This Portland ER Doctor Is Advocating for Health Care Workers

"[The White House and the CDC's] recommendations right now are not being driven by science, but are instead being driven by the supply chain,” Val Griffeth says. “And that can’t happen.”
Image: Brian Breneman
It was mid-March, and though coronavirus cases were surging nationwide, Dr. Val Griffeth, a Portland-based emergency medicine doctor and critical care fellow at OHSU, was starting to think the CDC no longer had her back.
Previous guidance from the federal disease control agency called for medical staff to wear heavy-duty respirator masks when dealing with all suspected COVID-19 cases.
As the PPE supply dwindled, though, the national health protection agency had counterintuitively loosened its guidelines.
“It didn’t feel safe when reading about stories of health care providers from China and Italy and Spain getting infected and dying,” says Griffeth.

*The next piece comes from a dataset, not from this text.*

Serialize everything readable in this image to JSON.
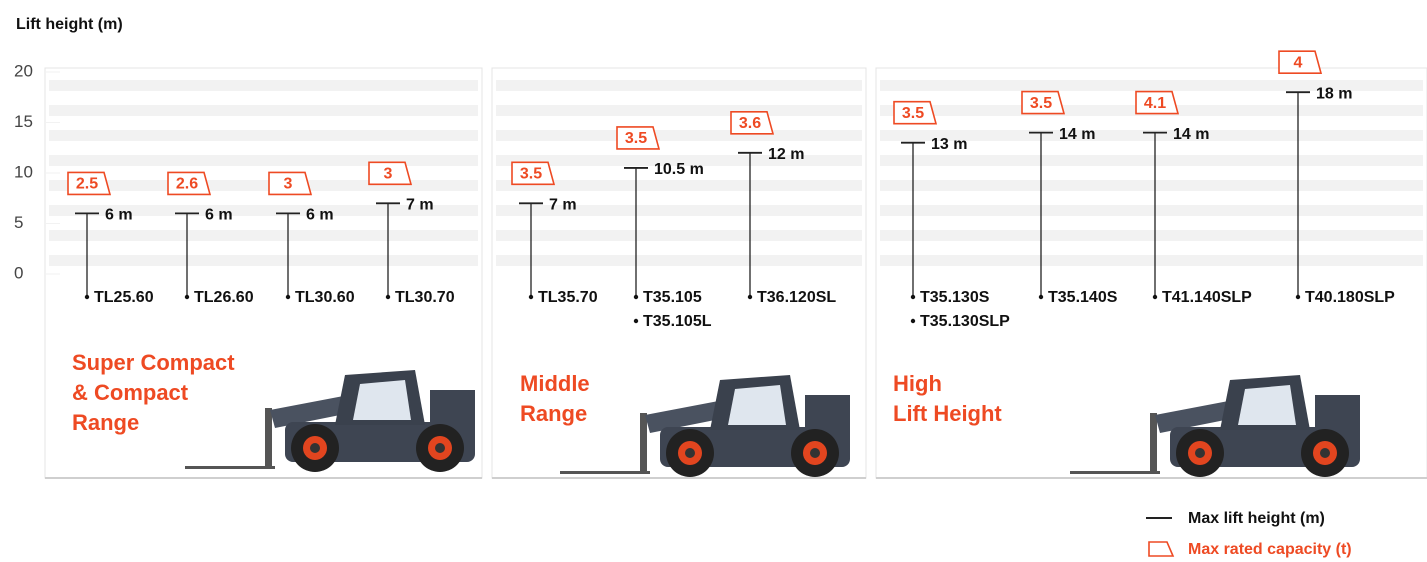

Through her colleague Esther Choo (see p. 54), she connected with Megan Ranney, a Rhode Island emergency doctor who was starting a website to help connect health care workers nationwide with protective equipment. On March 21, GetUsPPE.org was born, with Griffeth as a cofounder.
Now the ER doc has become a lead advocate for the effort, putting pressure on elected officials to move the national dial and using all her connections to find an audience with those in power.
“My rugby teammate from college is a political strategist and has been pleasantly surprised about how easy it has been to get meetings through her contacts and other indirect connections,” she says. Griffeth’s regularly on the phone to elected officials, chiefs of staff, and policy experts across the country, pushing them to take federal action to produce and distribute supplies.
And she and the GetUsPPE team are using online platforms like Change.org and MoveOn.org to amass signatures and increase pressure on the White House and the CDC. “Their recommendations right now are not being driven by science, but are instead being driven by the supply chain,” she says. “And that can’t happen.”